Читаем Очерки поэзии будущего полностью

О таком опыте Розай говорил в 1993 году в своей речи по поводу присуждения ему премии имени Франца Кафки: «Мы показываем, исследуем мир, пользуясь всем богатством системосозидающей мысли, которым снабжают нас различные научные дисциплины… — а потом мы пробуем заглянуть дальше, продолжить рассказ. Что начинается там, где заканчивается пространство, измеренное рационалистическими определениями? Я описываю здесь целую поэтику. Она выводит за пределы творчества Кафки как дороги, по которым выезжают за черту метрополиса. Мы находимся в пути и хотим именно этого. Грунтовка наших дорог становится все тверже. На них уже оседают первые поселенцы и, пусть вдалеке, но мы различаем уже контуры нового города, возникающего на наших глазах».

«Лекция» Розая разрабатывает план этого нового города, проектируя его по принципу «текста в тексте». План составляет содержание лекции, причем ее текст реализует один из фрагментов плана в качестве образца. Текст лекции заключает в себе свой собственный метауровень, обучая читателя, как этот текст должен быть прочитан. То и другое, проект будущей поэтики и текст, реализующий ее принципы, представлены читателю в «status nascendi», в незавершенном процессе формирования, с позиции бережно-выжидательного вслушивания, отвечающего стремлению уберечь тонкий опыт внутренней жизни от вторжения отчуждающей мысли. Розай намечает пути познания, но не спешит закрепить его результаты.

Несущей конструкцией создаваемого им текста является оппозиция двух представлений об искусстве. Что есть «открытое произведение», спрашивает себя автор: искусно выточенный инструмент репрессивной культуры, с помощью которого жизнь транспонируется в сферу иллюзии, или же волшебный кристалл, в котором она себя показывает — пространство свободы, открывшееся между комплексами идей. Ясного решения в пользу того или другого взгляда Розай не дает, но весь текст его лекции движется в сторону заключительного предложения: «Гулаг смысловых значений: пытаться бежать! — Свобода!» Проект нового города, о котором говорит Розай, таит в себе мечту художника о Святом граде, его тоску о воплощении «совсем другого».

«Другое» — понятие, перенятое Розаем у Хорхгкеймера, — не поддается, как считает Розай, рациональному постижению. Каждый факт реальности заключает в себе нечто большее и другое, чем то, что мы можем о нем узнать.

«По существу, чащоба мира для нас непроницаема. Когда мы хотим что-нибудь сказать, мы изолируем структуры и опираемся на них. Каждая частица мира… представляет для нас целое игровое поле разнообразных возможностей восприятия… Втиснутая в структуру, впряженная в ее движение — или нам стоит попросту сказать — в сюжет рассказа — эта частица, деталь приобретает однозначность, обедняется, сводясь к одному значению, которое несет чисто инструментальную функцию, а в остальном является абсолютной иллюзией».

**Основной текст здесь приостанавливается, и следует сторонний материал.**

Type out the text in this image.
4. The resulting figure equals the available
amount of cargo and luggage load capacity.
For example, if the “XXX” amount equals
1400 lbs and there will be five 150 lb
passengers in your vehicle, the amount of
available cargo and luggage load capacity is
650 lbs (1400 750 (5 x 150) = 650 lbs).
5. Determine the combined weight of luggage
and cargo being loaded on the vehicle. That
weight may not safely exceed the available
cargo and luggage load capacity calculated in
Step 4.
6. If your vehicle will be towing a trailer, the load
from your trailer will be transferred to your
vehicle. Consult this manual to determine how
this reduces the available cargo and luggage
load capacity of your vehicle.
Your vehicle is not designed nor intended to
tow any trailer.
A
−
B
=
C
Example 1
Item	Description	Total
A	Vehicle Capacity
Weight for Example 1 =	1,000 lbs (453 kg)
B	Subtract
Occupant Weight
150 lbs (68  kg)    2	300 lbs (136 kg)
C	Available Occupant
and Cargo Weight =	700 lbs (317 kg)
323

То, что Розай говорит здесь о нашей интерпретации действительности, относится одновременно и к его собственному тексту. Артефакт воспроизводит факт действительности, преобразуя его в «игровое поле» интерпретационных возможностей. Многомерное и многозначное, оно конституируется одновременно в различных, переплетенных между собой структурах. Любое значение, которое придает ему читатель или критик, определяется контекстом восприятия и реализует лишь одну из заложенных в предмете возможностей; установить значение текста — это и значит включить его в тот или иной контекст восприятия.

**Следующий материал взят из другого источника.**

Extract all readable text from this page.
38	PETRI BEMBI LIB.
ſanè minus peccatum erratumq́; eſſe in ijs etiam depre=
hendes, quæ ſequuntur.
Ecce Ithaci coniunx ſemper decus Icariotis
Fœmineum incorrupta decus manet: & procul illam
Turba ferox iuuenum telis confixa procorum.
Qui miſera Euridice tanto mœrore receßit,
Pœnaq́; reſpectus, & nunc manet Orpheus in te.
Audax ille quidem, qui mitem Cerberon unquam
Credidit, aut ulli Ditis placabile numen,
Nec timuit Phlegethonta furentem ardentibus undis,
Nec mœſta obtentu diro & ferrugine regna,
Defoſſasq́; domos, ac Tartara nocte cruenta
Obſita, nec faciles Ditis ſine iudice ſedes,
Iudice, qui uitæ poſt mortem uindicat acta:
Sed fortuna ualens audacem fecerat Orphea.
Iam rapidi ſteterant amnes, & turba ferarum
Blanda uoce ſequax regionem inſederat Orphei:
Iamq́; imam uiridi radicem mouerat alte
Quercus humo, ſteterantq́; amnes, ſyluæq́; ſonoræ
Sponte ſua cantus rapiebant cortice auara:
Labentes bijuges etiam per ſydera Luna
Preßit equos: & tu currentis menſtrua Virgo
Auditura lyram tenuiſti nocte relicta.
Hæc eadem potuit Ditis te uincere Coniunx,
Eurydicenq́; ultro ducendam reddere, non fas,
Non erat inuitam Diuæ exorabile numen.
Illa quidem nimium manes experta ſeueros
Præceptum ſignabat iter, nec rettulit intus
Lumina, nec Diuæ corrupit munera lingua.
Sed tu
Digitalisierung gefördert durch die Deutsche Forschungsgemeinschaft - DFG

Одним из вариантов конкретизации содержания «Очерков» Розая является их прочтение в свете культурно-исторической аналогии с ситуацией кризиса, пережитого европейской культурой на рубеже XX века, — старинный топос «конца века», утверждающий сходство поздних эпох, перекличку горьких финалов векового развития.

Острое, окрашенное в апокалиптические тона сознание духовного кризиса отчетливо связывает мироощущение Петера Розая с «декадансом» конца XIX столетия. Как и тогда, современный поэт снова видит свое призвание в том, чтобы угадывать расплывчатые контуры новой, нарождающийся культуры в эпоху, когда старая разрушается под грузом накопленного ею богатства. Насколько Розай остается при этом художником своего поколения, свидетельствует известное определение современной культуры, которое дал в конце 1970-х годов Ролан Барт: «Момент декаданса и одновременно момент пророческий, момент нежного апокалипсиса, исторический момент высочайшего наслаждения».

Точки соприкосновения взглядов Розая с чувством жизни «конца века» наиболее ощутимы там, где он, определяя мировоззренческую основу «открытого произведения», характеризует историю XX века как «историю дезиллюзионизма». «Поле боя опустело: древки брошенных знамен, изорванные в клочья мундиры. Пыль, пепел, осколки — все это: Растоптанные святыни! Разрушенные надежды».